The Tory party is carrying out a postmortem on Rishi Sunak’s leadership before it has expired. It is a gruesome spectacle. Simon Clarke, a former cabinet minister, has called on the prime minister to resign on the grounds that he is navigating the Conservatives towards electoral calamity and incapable of steering them to safety.
MPs who might privately agree with Mr Clarke’s analysis have denounced the intervention as counterproductive. The majority of Conservatives recognise that defeat looms under their current leader and also that it would loom larger still if he were defenestrated. The succession would be chaotic; the government’s threadbare mandate would be void. Fourteen years in office would make any administration feel stale. The lack of tangible achievements, coupled with economic stagnation and decline in public services, gives Mr Sunak’s reign an unshakable aura of decay.

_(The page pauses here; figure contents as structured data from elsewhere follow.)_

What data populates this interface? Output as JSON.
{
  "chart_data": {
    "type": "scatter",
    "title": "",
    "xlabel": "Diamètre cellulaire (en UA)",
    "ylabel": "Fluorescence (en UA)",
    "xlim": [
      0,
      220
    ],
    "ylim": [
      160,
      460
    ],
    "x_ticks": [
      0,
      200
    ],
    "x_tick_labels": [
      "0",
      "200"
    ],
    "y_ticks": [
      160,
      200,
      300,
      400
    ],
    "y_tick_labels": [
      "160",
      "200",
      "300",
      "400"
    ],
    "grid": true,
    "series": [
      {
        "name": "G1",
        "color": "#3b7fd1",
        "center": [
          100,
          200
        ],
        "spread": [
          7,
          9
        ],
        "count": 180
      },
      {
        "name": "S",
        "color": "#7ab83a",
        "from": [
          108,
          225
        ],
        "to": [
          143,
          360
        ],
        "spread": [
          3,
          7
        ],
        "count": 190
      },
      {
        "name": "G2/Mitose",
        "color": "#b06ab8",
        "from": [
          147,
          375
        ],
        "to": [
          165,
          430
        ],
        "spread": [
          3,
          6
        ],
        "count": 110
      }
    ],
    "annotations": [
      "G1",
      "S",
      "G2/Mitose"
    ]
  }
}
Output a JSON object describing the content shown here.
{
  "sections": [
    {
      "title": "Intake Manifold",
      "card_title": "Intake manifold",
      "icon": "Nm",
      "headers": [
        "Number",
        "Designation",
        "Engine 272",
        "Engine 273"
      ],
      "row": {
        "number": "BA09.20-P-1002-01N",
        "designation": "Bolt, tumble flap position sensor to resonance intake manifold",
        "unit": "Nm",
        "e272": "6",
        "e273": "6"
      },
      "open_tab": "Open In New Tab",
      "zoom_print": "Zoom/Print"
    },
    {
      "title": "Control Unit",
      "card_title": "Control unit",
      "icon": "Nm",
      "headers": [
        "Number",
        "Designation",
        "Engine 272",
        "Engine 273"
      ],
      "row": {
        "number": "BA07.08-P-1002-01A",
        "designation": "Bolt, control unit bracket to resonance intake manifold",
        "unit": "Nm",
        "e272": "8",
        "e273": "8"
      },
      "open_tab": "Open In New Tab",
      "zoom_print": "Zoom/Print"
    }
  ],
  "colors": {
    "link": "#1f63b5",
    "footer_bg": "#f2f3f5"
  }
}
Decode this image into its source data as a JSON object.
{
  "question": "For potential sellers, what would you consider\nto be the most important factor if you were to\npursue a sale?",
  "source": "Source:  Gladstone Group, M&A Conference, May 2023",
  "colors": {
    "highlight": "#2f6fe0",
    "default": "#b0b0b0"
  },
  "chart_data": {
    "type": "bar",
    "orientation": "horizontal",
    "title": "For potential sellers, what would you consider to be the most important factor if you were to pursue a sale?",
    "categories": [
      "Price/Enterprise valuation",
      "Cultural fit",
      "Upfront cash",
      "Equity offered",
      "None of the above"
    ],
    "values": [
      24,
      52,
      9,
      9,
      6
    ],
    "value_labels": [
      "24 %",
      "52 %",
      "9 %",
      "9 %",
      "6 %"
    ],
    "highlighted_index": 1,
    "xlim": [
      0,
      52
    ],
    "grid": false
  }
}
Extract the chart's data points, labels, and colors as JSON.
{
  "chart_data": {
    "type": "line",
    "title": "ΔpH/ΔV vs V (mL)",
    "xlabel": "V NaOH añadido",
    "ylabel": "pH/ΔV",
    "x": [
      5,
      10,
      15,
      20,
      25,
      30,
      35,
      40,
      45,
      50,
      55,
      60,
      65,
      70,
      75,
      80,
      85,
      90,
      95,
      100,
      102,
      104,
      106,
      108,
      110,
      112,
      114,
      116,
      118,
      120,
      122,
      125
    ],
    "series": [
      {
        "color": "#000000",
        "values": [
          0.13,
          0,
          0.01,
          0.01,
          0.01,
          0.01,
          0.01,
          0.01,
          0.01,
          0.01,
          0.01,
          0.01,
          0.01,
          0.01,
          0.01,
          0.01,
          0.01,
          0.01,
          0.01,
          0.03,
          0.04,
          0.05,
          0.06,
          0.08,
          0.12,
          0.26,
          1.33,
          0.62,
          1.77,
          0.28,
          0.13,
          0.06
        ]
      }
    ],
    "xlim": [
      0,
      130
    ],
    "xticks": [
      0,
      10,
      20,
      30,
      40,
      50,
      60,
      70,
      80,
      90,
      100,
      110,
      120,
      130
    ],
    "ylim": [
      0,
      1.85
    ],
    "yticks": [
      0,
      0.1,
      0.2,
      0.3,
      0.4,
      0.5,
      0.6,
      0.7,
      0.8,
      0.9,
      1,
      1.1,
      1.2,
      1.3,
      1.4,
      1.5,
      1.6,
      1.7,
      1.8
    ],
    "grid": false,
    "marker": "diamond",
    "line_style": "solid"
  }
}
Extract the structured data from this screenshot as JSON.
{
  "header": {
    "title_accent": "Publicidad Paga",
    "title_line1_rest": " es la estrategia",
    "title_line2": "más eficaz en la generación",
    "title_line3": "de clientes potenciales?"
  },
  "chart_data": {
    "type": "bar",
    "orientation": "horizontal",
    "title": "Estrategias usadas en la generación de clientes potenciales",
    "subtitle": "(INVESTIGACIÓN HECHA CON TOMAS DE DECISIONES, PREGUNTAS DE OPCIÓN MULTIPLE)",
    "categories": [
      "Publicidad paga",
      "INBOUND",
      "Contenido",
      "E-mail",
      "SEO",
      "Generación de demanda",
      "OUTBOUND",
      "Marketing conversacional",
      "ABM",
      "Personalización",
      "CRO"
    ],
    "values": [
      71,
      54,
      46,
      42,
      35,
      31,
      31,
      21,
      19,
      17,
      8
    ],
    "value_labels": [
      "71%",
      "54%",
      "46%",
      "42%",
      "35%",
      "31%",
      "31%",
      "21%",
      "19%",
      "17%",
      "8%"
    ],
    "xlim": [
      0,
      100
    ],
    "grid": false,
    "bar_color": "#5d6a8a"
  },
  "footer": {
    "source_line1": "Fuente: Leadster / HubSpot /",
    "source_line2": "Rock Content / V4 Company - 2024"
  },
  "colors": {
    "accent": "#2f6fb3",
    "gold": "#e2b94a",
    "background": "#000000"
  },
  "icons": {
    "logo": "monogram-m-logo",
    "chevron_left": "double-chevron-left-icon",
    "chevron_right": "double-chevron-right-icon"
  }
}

But there are also ideological schisms and geographic faultlines running through the Conservative base that make recovery harder. The majority that Boris Johnson won in 2019 combined long-established Conservative supporters, concentrated in southern England, with former Labour voters in the north and the Midlands.
It was a politically incoherent coalition, united only in support for Brexit (or at least impatience to end the bickering about it) and aversion to the prospect of Jeremy Corbyn in Downing Street. Labour is now under new leadership and Brexit is enacted without material benefits. What some Tory strategists identified as an epic realignment of the electorate has unravelled in the absence of either a positive prospectus for the future or charismatic leadership. Mr Johnson’s potency in that department was overrated but not inconsequential. The incineration of his popularity in the Partygate scandal also contaminated an already diminished Conservative brand.
The realignment theory is not entirely without foundation. Sir Keir Starmer might be poised to reclaim many seats in Labour’s former heartlands, but that doesn’t mean that the old allegiance, rooted in working-class identity and local culture, is renewed. Brexit was the catalyst for abandonment of a loyalty that had degraded over the preceding generation. Much of the so-called red wall will remain marginal territory after the next election.
That leads some Tory MPs to imagine a swift recovery under a more radical prospectus – fiercer in opposing immigration; more aggressive in “anti-woke” campaigns; and fanatical in cutting taxes.
The Conservative ultras draw inspiration from Donald Trump’s seemingly unstoppable march towards nomination as the Republicans’ presidential candidate, and the plausible prospect of his return to the White House in November. The apparent lesson is that blood-curdling nationalism, culture wars on a nuclear scale, contempt for democratic norms and disregard for truth are a winning formula.
As a model this is repellent on ethical grounds. On the amoral test of practicality, Trumpism has limited application in Britain. Fixating on potential gains from a more radical rightwing platform spares party ideologues the less comfortable task of accounting for lost support among moderate, liberal and former remain-voting Conservatives. They are now swinging to the Lib Democrats, Labour, or whichever of the two is better placed to oust the local Tory.
The more in thrall the Conservatives become to the extreme wing of the US Republican movement, the more brutal will be the electoral punishment that is stirring them to panic – and the more deserved.